Die Koprolalie, das zwanghafte Wiederholen von obszönen Worten oder Schimpfwörtern, ist kein exklusives Symptom des Tourette-Syndroms. Es tritt auch bei anderen neurologischen Erkrankungen wie Demenz oder schwerem Schädel-Hirn-Trauma auf. Warum die Betroffenen sich ausgerechnet in dieser Form äußern, ist nicht erforscht.
Behandlung bei Tourette-Syndrom
Bei einer leichten Form ist keine Behandlung nötig, erst bei der mäßig und schwer ausgeprägten Form findet eine Therapie statt. Sie erfolgt in der Regel durch einen Neurologen oder eine Neurologin oder durch eine Psychiaterin oder einen Psychiater. Zur Behandlung von Tourette gibt es:
- Psychotherapie (Psychoedukation), meist in Form von Verhaltenstherapie
- medikamentöse Therapie
- Neurochirurgie (Hirnstimulation), nur in sehr schweren Fällen
Eine Verhaltenstherapie wirkt meist entlastend auf das Kind und die Eltern. Folgen wie einer Angsterkrankung oder Depression kann so vorgebeugt werden. Sinnvoll ist es, wenn Lehrer einbezogen werden. Betroffene lernen, ihre Selbstkontrolle zu verbessern. Sie nehmen das den Tics vorausgehende Vorgefühl bewusst wahr, um dann eine Alternativbewegung auszuführen - das sogenannte Habit Reversal Training (HRT).

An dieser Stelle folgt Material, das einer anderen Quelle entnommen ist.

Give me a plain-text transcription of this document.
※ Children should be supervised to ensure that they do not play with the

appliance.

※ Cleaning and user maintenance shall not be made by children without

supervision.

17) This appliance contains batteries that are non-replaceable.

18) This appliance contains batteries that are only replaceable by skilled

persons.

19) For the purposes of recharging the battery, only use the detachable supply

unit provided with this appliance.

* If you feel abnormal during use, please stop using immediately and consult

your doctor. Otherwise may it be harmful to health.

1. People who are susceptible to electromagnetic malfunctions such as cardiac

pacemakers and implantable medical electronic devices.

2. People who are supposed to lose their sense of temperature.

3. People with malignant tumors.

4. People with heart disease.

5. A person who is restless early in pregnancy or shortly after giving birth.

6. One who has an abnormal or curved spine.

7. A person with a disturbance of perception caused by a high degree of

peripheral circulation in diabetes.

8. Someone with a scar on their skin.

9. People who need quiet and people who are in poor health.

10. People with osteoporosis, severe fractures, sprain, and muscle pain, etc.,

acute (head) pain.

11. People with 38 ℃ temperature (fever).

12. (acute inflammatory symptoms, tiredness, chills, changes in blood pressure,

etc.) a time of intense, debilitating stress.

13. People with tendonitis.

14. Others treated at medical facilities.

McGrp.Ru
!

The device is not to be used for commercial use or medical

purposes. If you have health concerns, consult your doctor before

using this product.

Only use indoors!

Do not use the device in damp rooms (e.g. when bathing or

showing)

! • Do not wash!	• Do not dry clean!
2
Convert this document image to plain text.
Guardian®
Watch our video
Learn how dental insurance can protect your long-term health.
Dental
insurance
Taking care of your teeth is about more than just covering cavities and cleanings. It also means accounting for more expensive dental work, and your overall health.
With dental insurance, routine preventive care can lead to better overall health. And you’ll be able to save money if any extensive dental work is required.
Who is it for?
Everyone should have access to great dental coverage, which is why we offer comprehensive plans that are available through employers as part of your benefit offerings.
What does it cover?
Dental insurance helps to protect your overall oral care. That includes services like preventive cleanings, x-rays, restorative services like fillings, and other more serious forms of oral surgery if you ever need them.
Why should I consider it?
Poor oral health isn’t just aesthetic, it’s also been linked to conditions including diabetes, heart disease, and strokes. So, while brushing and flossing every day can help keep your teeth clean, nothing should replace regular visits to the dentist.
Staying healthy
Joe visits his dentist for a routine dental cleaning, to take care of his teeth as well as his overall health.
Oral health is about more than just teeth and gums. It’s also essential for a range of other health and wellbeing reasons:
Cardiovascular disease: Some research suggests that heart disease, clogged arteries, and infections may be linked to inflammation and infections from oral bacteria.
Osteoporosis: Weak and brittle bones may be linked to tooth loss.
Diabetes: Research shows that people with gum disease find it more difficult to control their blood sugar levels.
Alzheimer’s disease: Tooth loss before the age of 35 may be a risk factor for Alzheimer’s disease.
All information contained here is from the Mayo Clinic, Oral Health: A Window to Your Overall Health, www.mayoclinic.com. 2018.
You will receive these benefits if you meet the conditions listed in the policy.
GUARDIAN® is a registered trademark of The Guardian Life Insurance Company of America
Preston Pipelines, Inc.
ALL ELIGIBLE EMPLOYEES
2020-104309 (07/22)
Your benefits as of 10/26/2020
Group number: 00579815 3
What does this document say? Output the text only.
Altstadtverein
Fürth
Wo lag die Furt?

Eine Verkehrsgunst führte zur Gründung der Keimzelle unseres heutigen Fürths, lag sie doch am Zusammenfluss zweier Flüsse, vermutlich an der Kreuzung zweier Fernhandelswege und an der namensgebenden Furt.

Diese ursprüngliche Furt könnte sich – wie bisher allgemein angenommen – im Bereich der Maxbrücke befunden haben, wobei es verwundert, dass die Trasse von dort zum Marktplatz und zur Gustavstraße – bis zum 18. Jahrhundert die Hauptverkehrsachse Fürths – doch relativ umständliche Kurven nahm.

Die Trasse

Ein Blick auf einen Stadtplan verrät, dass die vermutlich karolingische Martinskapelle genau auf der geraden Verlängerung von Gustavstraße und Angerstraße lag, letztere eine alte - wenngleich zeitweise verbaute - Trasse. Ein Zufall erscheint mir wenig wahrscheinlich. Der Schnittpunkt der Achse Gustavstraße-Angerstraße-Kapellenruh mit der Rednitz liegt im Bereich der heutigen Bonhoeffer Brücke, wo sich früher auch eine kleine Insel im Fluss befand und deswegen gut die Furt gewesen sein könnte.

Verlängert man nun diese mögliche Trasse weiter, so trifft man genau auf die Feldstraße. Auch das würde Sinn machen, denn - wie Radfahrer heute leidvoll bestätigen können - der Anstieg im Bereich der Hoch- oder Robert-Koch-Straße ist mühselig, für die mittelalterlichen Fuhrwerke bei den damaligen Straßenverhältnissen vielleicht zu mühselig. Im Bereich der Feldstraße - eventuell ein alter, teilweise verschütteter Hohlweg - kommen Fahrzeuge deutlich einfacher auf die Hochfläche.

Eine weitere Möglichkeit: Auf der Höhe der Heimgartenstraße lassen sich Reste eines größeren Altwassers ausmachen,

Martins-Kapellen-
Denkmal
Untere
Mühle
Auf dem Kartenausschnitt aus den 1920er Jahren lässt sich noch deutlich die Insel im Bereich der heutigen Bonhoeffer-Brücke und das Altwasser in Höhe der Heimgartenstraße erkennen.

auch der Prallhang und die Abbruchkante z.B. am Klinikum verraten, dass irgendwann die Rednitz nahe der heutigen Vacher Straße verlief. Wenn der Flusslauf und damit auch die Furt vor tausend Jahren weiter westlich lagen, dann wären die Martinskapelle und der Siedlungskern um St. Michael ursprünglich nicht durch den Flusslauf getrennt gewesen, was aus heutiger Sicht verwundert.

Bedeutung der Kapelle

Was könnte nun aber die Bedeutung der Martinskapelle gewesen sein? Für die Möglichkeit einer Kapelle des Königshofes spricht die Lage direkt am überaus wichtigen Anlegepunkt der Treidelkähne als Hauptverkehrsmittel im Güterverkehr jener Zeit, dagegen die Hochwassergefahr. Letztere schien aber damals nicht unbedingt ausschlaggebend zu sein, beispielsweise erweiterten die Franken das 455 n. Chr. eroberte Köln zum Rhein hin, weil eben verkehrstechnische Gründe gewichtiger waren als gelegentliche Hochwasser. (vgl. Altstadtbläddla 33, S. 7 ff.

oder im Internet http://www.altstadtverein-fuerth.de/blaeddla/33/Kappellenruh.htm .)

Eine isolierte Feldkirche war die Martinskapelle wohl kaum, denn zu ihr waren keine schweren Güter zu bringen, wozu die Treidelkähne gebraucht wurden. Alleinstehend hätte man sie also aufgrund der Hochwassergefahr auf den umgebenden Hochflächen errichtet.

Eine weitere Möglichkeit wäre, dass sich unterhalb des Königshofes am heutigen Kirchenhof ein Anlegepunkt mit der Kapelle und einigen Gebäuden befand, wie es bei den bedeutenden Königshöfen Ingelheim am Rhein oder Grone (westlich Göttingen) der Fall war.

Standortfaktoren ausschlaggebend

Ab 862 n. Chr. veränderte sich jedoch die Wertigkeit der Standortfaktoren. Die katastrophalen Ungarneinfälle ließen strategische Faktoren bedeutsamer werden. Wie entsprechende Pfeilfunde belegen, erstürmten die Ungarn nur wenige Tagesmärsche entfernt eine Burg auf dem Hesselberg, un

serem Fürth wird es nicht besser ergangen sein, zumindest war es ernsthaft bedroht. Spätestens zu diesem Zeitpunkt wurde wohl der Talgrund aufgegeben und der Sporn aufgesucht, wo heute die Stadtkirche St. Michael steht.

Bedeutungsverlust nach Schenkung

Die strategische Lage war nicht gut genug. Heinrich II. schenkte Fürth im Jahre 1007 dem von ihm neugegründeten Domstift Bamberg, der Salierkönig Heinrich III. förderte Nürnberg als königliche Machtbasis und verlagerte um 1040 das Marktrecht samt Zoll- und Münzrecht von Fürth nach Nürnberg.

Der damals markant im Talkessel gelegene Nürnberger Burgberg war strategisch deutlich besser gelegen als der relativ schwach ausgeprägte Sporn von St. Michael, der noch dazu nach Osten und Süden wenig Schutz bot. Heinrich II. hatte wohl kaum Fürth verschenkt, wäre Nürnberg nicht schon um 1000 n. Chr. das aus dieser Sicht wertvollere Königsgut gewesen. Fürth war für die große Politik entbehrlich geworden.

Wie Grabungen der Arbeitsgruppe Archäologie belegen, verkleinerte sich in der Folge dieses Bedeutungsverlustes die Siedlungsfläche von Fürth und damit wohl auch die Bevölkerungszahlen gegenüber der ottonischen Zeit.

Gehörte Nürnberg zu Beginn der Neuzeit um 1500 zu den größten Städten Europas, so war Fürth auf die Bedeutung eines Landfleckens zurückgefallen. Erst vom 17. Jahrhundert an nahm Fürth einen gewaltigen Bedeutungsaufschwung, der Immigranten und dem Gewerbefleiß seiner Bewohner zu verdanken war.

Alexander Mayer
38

Reicht eine Verhaltenstherapie nicht aus, können zusätzlich Medikamente helfen. Mit ihnen lassen sich Tics zwar nicht heilen, aber verringern. Bei starken Tics können Neuroleptika helfen, sie haben eine dämpfende und antipsychotische Wirkung - zum Beispiel Sulpirid, Tiaprid oder Risperidon. Als Alternative kommt das atypische Antipsychotikum Aripiprazol in Betracht. Auch Medikamente auf der Basis von Cannabis können laut Studien helfen und sind gut verträglich. Auch Injektionen mit Botulinumtoxin können erwogen werden. Voraussetzung ist, dass die Tics konstant auftreten und auf einzelne, gut zugängliche Muskeln beschränkt sind. Sie sollen aber auch bei vokalen Tics helfen.
Eine neuere, vielversprechende Behandlungsmethode ist die tiefe Hirnstimulation. Dabei werden in einem chirurgischen Eingriff Elektroden im Gehirn platziert. Sie führen durch eine elektrische Stimulation zu einer Unterbrechung der Hirnfunktion an einer bestimmten Stelle. Laut einer Studie, an der auch die Berliner Charité beteiligt war, führt die tiefe Hirnstimulation zu einer Verminderung der Tics und Komorbiditäten wie Zwang, Depression, Angst und Autoaggression. Die Hirnstimulation wird nur Menschen mit schwerem Tourette-Syndrom, die alle anderen Therapie-Möglichkeiten erfolglos versucht haben, empfohlen.